Almost like being there. Work placements and parents

By Ute Hallaschka, September 2014

The scar will remain for the rest her life. Every summer, as her skin goes brown, this little whit spot remains. It comes from the social placement. A pane of glass had broken. I no longer remember the exact circumstances, only the seconds of worry on the telephone. But my child immediately reassured us: she had been at the doctor, tetanus injection, everything alright. We shouldn’t make such a fuss. Come home? Of course not!

The friendship with the two people who farm a Demeter farm in a remote mountain village in Ticino will last a lifetime. It developed during the farming work placement. Over the years she often visited the place; it became a little bit of home: the first place in the whole wide world she had conquered by herself: the friends, the village, the whole valley.

I have never been there, but my imagination is full of all the stories I have heard about it.
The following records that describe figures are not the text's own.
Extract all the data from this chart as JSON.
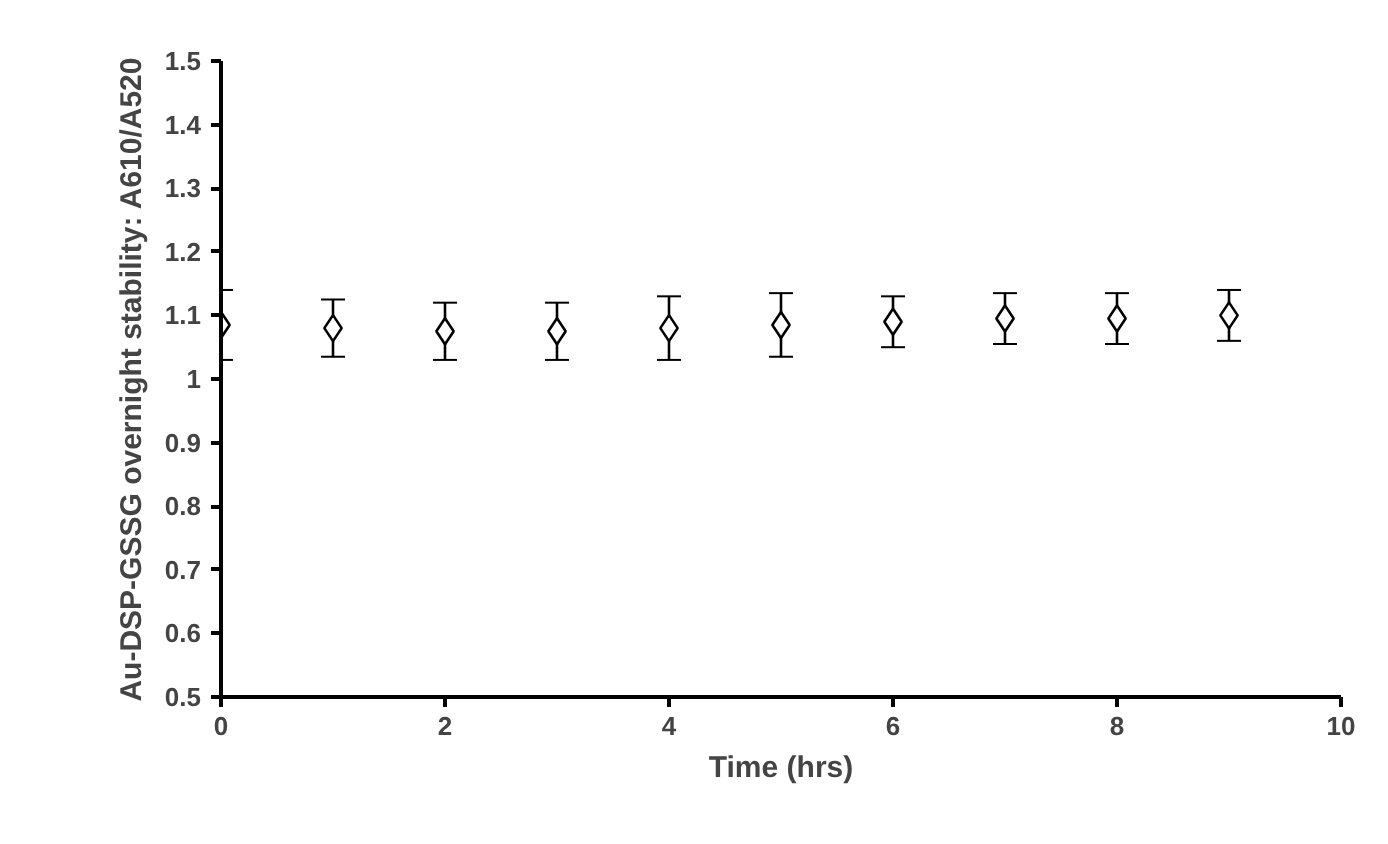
{
  "chart_data": {
    "type": "scatter",
    "xlabel": "Time (hrs)",
    "ylabel": "Au-DSP-GSSG overnight stability: A610/A520",
    "x": [
      0,
      1,
      2,
      3,
      4,
      5,
      6,
      7,
      8,
      9
    ],
    "values": [
      1.085,
      1.08,
      1.075,
      1.075,
      1.08,
      1.085,
      1.09,
      1.095,
      1.095,
      1.1
    ],
    "errors": [
      0.055,
      0.045,
      0.045,
      0.045,
      0.05,
      0.05,
      0.04,
      0.04,
      0.04,
      0.04
    ],
    "color": "#000000",
    "marker": "diamond",
    "xlim": [
      0,
      10
    ],
    "xticks": [
      0,
      2,
      4,
      6,
      8,
      10
    ],
    "ylim": [
      0.5,
      1.5
    ],
    "yticks": [
      0.5,
      0.6,
      0.7,
      0.8,
      0.9,
      1,
      1.1,
      1.2,
      1.3,
      1.4,
      1.5
    ],
    "grid": false
  }
}
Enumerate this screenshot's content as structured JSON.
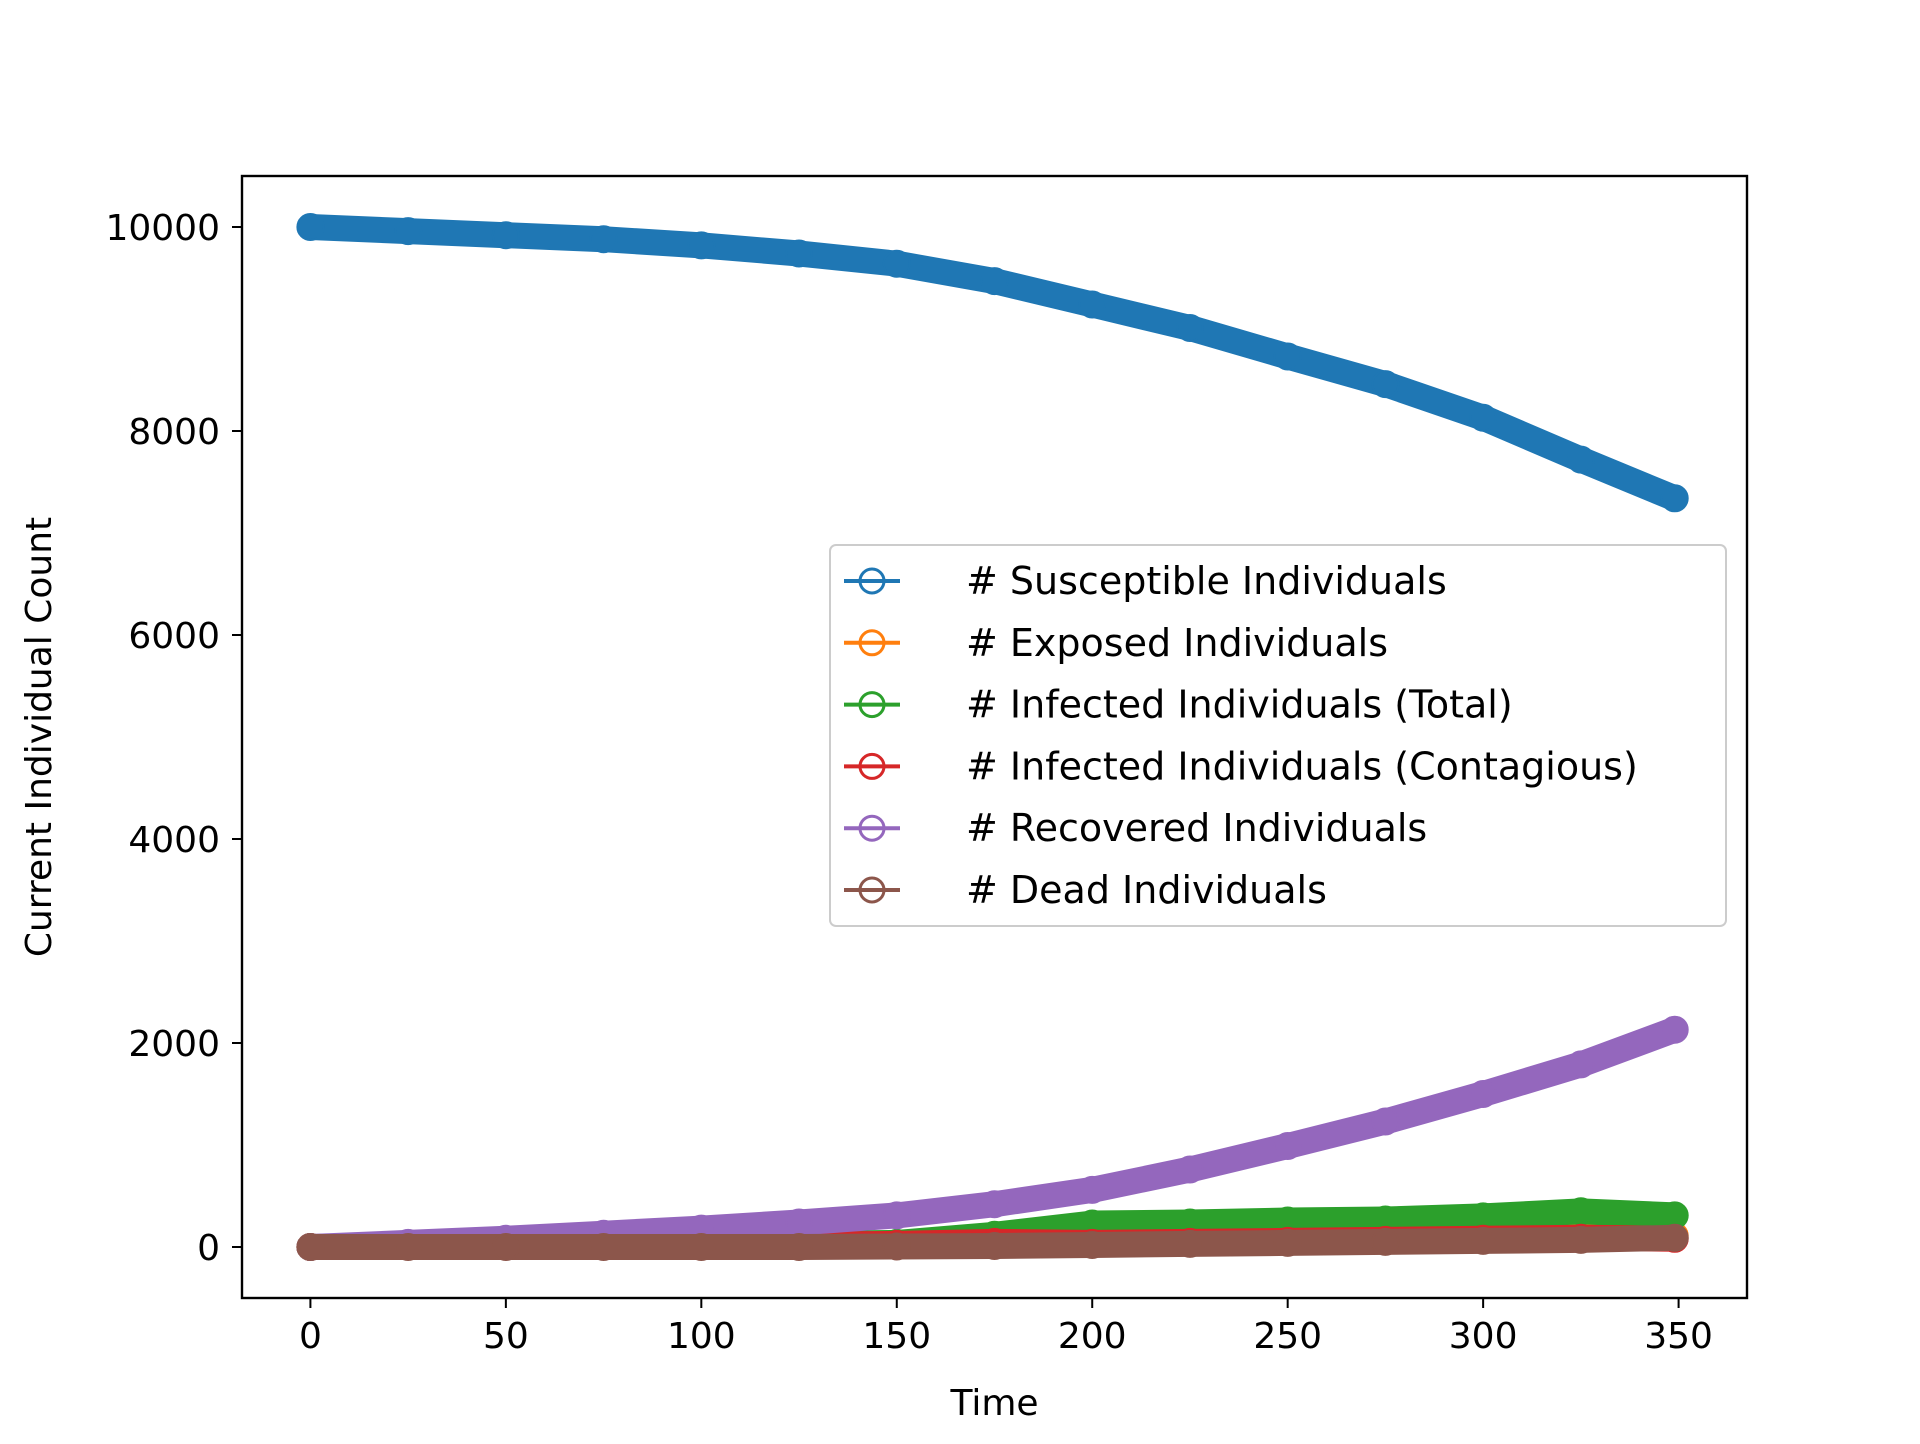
{
  "chart_data": {
    "type": "line",
    "title": "",
    "xlabel": "Time",
    "ylabel": "Current Individual Count",
    "xlim": [
      -17.5,
      367.5
    ],
    "ylim": [
      -500,
      10500
    ],
    "x_ticks": [
      0,
      50,
      100,
      150,
      200,
      250,
      300,
      350
    ],
    "x_tick_labels": [
      "0",
      "50",
      "100",
      "150",
      "200",
      "250",
      "300",
      "350"
    ],
    "y_ticks": [
      0,
      2000,
      4000,
      6000,
      8000,
      10000
    ],
    "y_tick_labels": [
      "0",
      "2000",
      "4000",
      "6000",
      "8000",
      "10000"
    ],
    "grid": false,
    "legend_position": "center-right",
    "marker": "circle",
    "x": [
      0,
      25,
      50,
      75,
      100,
      125,
      150,
      175,
      200,
      225,
      250,
      275,
      300,
      325,
      349
    ],
    "series": [
      {
        "name": "# Susceptible Individuals",
        "color": "#1f77b4",
        "values": [
          10000,
          9960,
          9920,
          9880,
          9820,
          9740,
          9640,
          9470,
          9240,
          9010,
          8730,
          8460,
          8130,
          7720,
          7340
        ]
      },
      {
        "name": "# Exposed Individuals",
        "color": "#ff7f0e",
        "values": [
          0,
          5,
          10,
          15,
          20,
          25,
          30,
          45,
          60,
          75,
          90,
          100,
          110,
          120,
          110
        ]
      },
      {
        "name": "# Infected Individuals (Total)",
        "color": "#2ca02c",
        "values": [
          0,
          10,
          15,
          20,
          25,
          30,
          40,
          120,
          230,
          240,
          260,
          270,
          300,
          350,
          310
        ]
      },
      {
        "name": "# Infected Individuals (Contagious)",
        "color": "#d62728",
        "values": [
          0,
          10,
          15,
          20,
          20,
          25,
          30,
          50,
          40,
          50,
          60,
          70,
          80,
          90,
          80
        ]
      },
      {
        "name": "# Recovered Individuals",
        "color": "#9467bd",
        "values": [
          0,
          40,
          80,
          130,
          180,
          240,
          310,
          420,
          560,
          760,
          990,
          1230,
          1500,
          1790,
          2130
        ]
      },
      {
        "name": "# Dead Individuals",
        "color": "#8c564b",
        "values": [
          0,
          0,
          0,
          0,
          0,
          0,
          5,
          10,
          20,
          30,
          40,
          50,
          60,
          70,
          90
        ]
      }
    ]
  }
}
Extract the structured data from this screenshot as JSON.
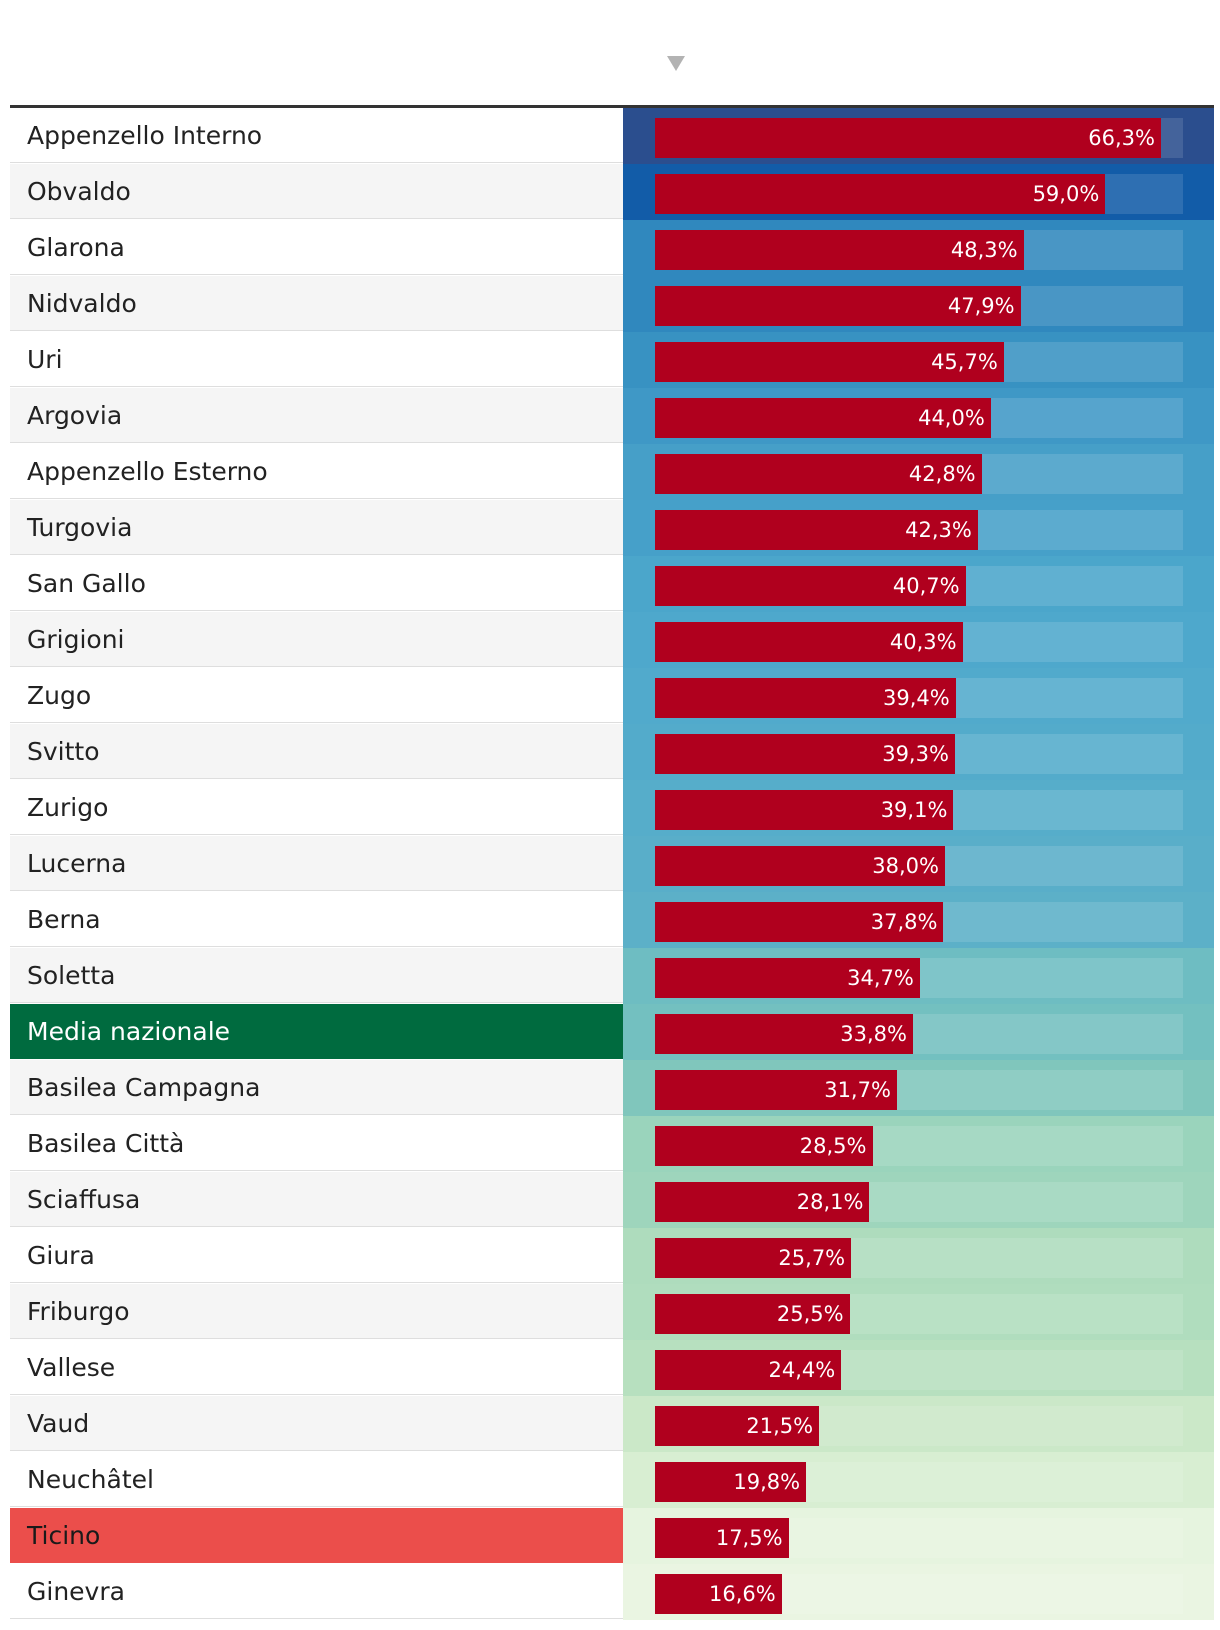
{
  "chart_data": {
    "type": "bar",
    "orientation": "horizontal",
    "sort_indicator": "descending",
    "value_format": "percent-comma",
    "xlim": [
      0,
      66.3
    ],
    "rows": [
      {
        "label": "Appenzello Interno",
        "value": 66.3,
        "display": "66,3%",
        "cell_color": "#2b4e8e"
      },
      {
        "label": "Obvaldo",
        "value": 59.0,
        "display": "59,0%",
        "cell_color": "#125ca8"
      },
      {
        "label": "Glarona",
        "value": 48.3,
        "display": "48,3%",
        "cell_color": "#3088be"
      },
      {
        "label": "Nidvaldo",
        "value": 47.9,
        "display": "47,9%",
        "cell_color": "#3088be"
      },
      {
        "label": "Uri",
        "value": 45.7,
        "display": "45,7%",
        "cell_color": "#3892c2"
      },
      {
        "label": "Argovia",
        "value": 44.0,
        "display": "44,0%",
        "cell_color": "#3f98c6"
      },
      {
        "label": "Appenzello Esterno",
        "value": 42.8,
        "display": "42,8%",
        "cell_color": "#469fc8"
      },
      {
        "label": "Turgovia",
        "value": 42.3,
        "display": "42,3%",
        "cell_color": "#46a0c9"
      },
      {
        "label": "San Gallo",
        "value": 40.7,
        "display": "40,7%",
        "cell_color": "#4ba6cb"
      },
      {
        "label": "Grigioni",
        "value": 40.3,
        "display": "40,3%",
        "cell_color": "#4ea8cc"
      },
      {
        "label": "Zugo",
        "value": 39.4,
        "display": "39,4%",
        "cell_color": "#51aacc"
      },
      {
        "label": "Svitto",
        "value": 39.3,
        "display": "39,3%",
        "cell_color": "#53abcb"
      },
      {
        "label": "Zurigo",
        "value": 39.1,
        "display": "39,1%",
        "cell_color": "#56adca"
      },
      {
        "label": "Lucerna",
        "value": 38.0,
        "display": "38,0%",
        "cell_color": "#59aec9"
      },
      {
        "label": "Berna",
        "value": 37.8,
        "display": "37,8%",
        "cell_color": "#5cb0c8"
      },
      {
        "label": "Soletta",
        "value": 34.7,
        "display": "34,7%",
        "cell_color": "#6ebdc2"
      },
      {
        "label": "Media nazionale",
        "value": 33.8,
        "display": "33,8%",
        "cell_color": "#73c0c0",
        "highlight": "green"
      },
      {
        "label": "Basilea Campagna",
        "value": 31.7,
        "display": "31,7%",
        "cell_color": "#80c6bc"
      },
      {
        "label": "Basilea Città",
        "value": 28.5,
        "display": "28,5%",
        "cell_color": "#9ad4bc"
      },
      {
        "label": "Sciaffusa",
        "value": 28.1,
        "display": "28,1%",
        "cell_color": "#9ed5bc"
      },
      {
        "label": "Giura",
        "value": 25.7,
        "display": "25,7%",
        "cell_color": "#aedcbd"
      },
      {
        "label": "Friburgo",
        "value": 25.5,
        "display": "25,5%",
        "cell_color": "#b0ddbe"
      },
      {
        "label": "Vallese",
        "value": 24.4,
        "display": "24,4%",
        "cell_color": "#b7e0bf"
      },
      {
        "label": "Vaud",
        "value": 21.5,
        "display": "21,5%",
        "cell_color": "#cbe8c8"
      },
      {
        "label": "Neuchâtel",
        "value": 19.8,
        "display": "19,8%",
        "cell_color": "#d8eed2"
      },
      {
        "label": "Ticino",
        "value": 17.5,
        "display": "17,5%",
        "cell_color": "#e6f4df",
        "highlight": "red"
      },
      {
        "label": "Ginevra",
        "value": 16.6,
        "display": "16,6%",
        "cell_color": "#eaf5e2"
      }
    ],
    "colors": {
      "bar": "#b0001e",
      "highlight_green": "#006b3f",
      "highlight_red": "#eb4e4b",
      "header_rule": "#333333",
      "sort_arrow": "#b3b3b3"
    }
  }
}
One is about the cows who were flown to the inaccessible pastures by helicopter. I have difficulty picturing it but the story will stay with me for the rest of my life.

And then there were the bees. I have forgotten exactly which work placement that was. But not the calm, deep light in the eyes of my child when she returned – that will remain in my soul for every.

There has been a buzzing outside my kitchen window for the last few days. Wild bees are at work establishing a colony in the box for the roller blind. That’s wonderful, says my daughter on the telephone, and forbids me to do anything that will drive them away. So we live peacefully alongside one another. I smoke at the open kitchen window but that does not seem to bother these wild creatures.

My child has long left home; the traces of her experiences remain inscribed in everyday life. What remains of her school days is their quality, not the material which dissipates and renews itself throughout life. Destiny is at work in work placements. Be they in New Zealand or down the road, what matters is what we make of them as a way to discover the world.